The Left is increasingly finding new ways to organize itself in the age of Trump — ways that lie outside the control of traditional party structures that are dominated by the Democratic National Committee. Candidates like Cava have shown that they can fundraise and organize a national campaign without large party support.
“There’s an enormous amount of energy out there, and it doesn’t necessarily feel like it needs a party structure to help it,” he said.
There has been an explosion of startups following the 2016 election that have managed to raise millions of dollars and galvanize hoards of volunteers. Groups like Indivisible, Code Blue Nation, and Flippable all sprung up after the election with the same purpose: to channel the energy and anger of progressives and ultimately get more Democrats into office.
MJ Loheed, a television producer in Los Angeles, started Code Blue Nation the day after the election as a small, private Facebook group for Democrats who wanted to do something. Like many of Code Blue Nation’s members, he had never before been actively involved in politics. The group now has 23,454 members working to bring national attention and money to key local races around the country, including Cava’s campaign in Connecticut. Code Blue organized phone banks for Cava in California, helped raise money for his campaign, and ultimately brought national attention to a race that few people had paid attention to four months before.
WATCH: The story of Code Blue Nation from VICE News Tonight on HBO
It remains to be seen whether it’s all sustainable. The tea party movement managed to maintain its momentum for the first half of Obama’s first term, which ended up changing the landscape of U.S. politics.
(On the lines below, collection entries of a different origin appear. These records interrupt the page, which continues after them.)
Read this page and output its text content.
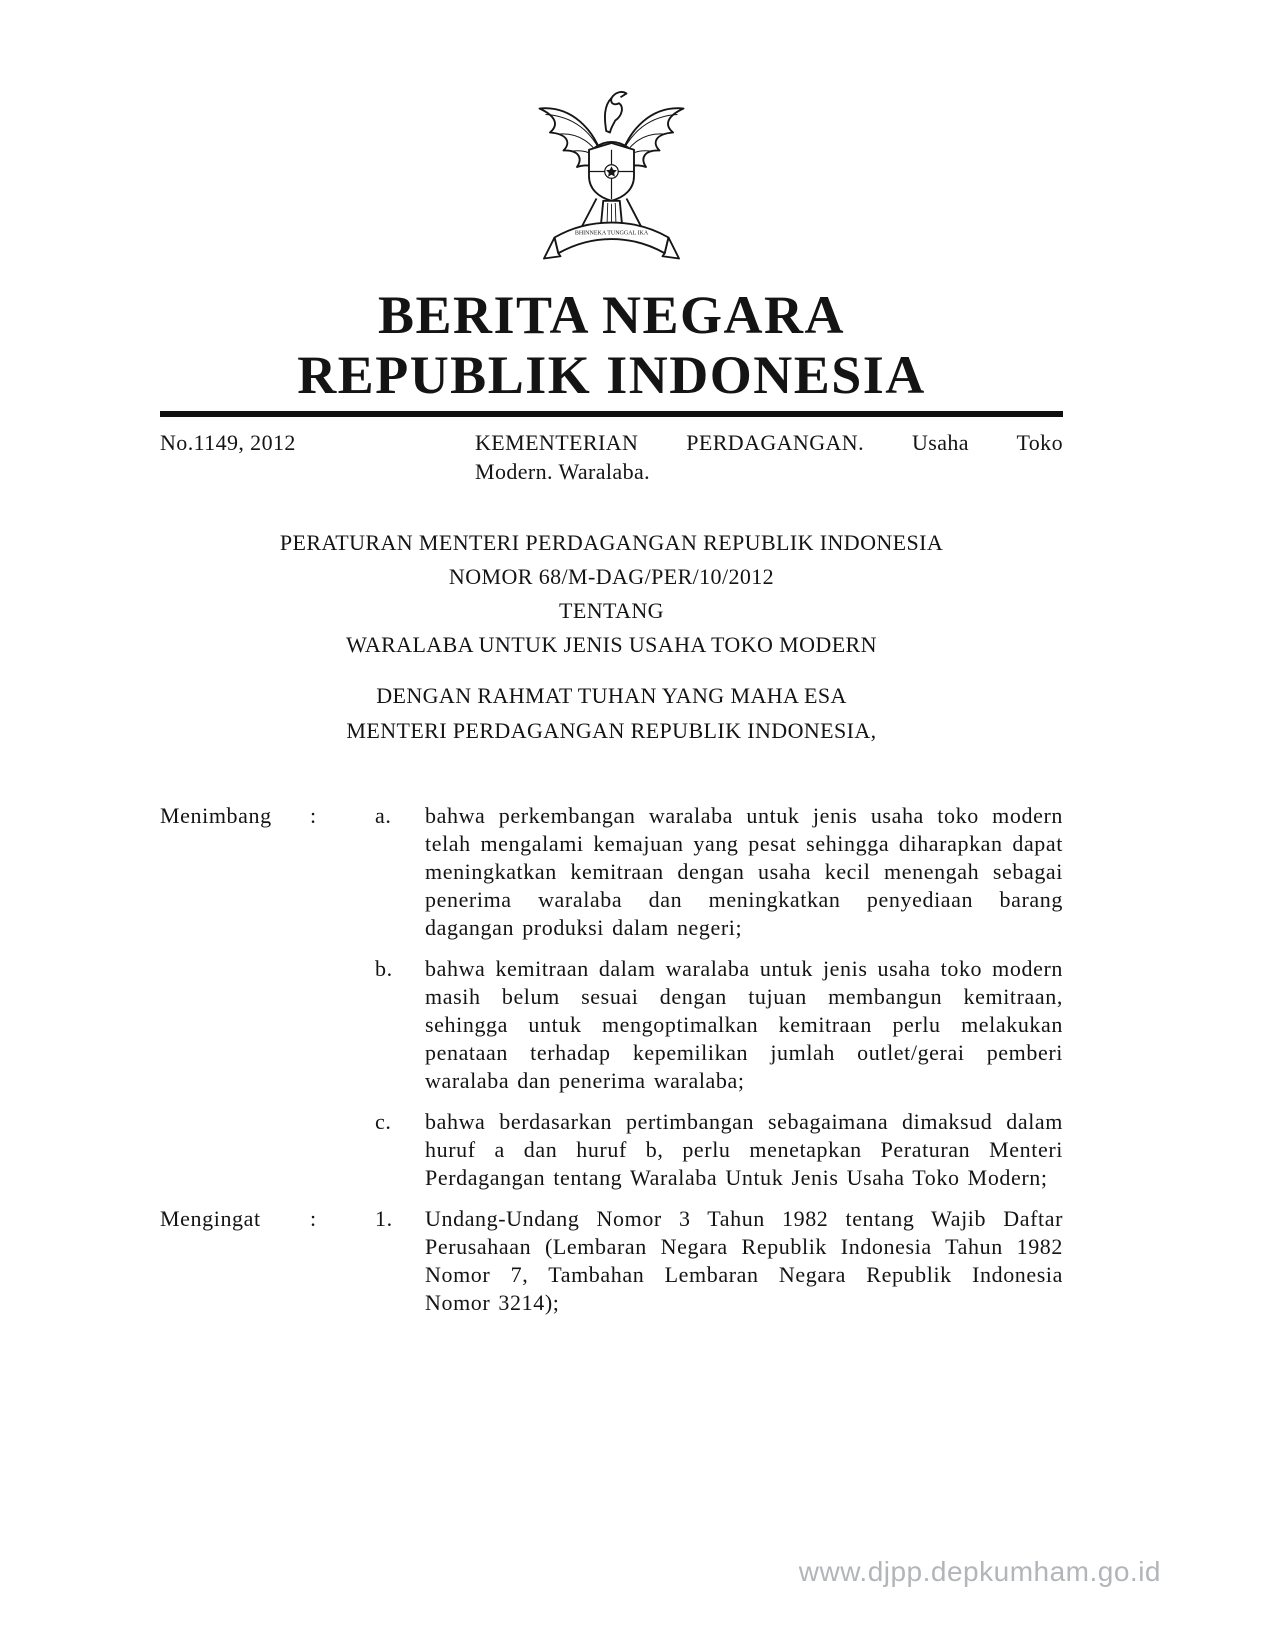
BHINNEKA TUNGGAL IKA
BERITA NEGARA
REPUBLIK INDONESIA
No.1149, 2012	KEMENTERIAN PERDAGANGAN. Usaha Toko
Modern. Waralaba.
PERATURAN MENTERI PERDAGANGAN REPUBLIK INDONESIA
NOMOR 68/M-DAG/PER/10/2012
TENTANG
WARALABA UNTUK JENIS USAHA TOKO MODERN
DENGAN RAHMAT TUHAN YANG MAHA ESA
MENTERI PERDAGANGAN REPUBLIK INDONESIA,
Menimbang	:	a.	bahwa perkembangan waralaba untuk jenis usaha toko modern telah mengalami kemajuan yang pesat sehingga diharapkan dapat meningkatkan kemitraan dengan usaha kecil menengah sebagai penerima waralaba dan meningkatkan penyediaan barang dagangan produksi dalam negeri;

b.	bahwa kemitraan dalam waralaba untuk jenis usaha toko modern masih belum sesuai dengan tujuan membangun kemitraan, sehingga untuk mengoptimalkan kemitraan perlu melakukan penataan terhadap kepemilikan jumlah outlet/gerai pemberi waralaba dan penerima waralaba;

c.	bahwa berdasarkan pertimbangan sebagaimana dimaksud dalam huruf a dan huruf b, perlu menetapkan Peraturan Menteri Perdagangan tentang Waralaba Untuk Jenis Usaha Toko Modern;

Mengingat	:	1.	Undang-Undang Nomor 3 Tahun 1982 tentang Wajib Daftar Perusahaan (Lembaran Negara Republik Indonesia Tahun 1982 Nomor 7, Tambahan Lembaran Negara Republik Indonesia Nomor 3214);

www.djpp.depkumham.go.id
While liberals have come out in force since Trump’s election, the fact is that Trump has been president for a matter of weeks.
Liberals insist, however, that they’re in it for the long haul.
“We showed [Republicans] that we’re going to take them on in these districts, that we’re going to fight them to the end,” Schrag said. “They’re no longer going to be able to walk into elected positions; they’re going to have to work for it.”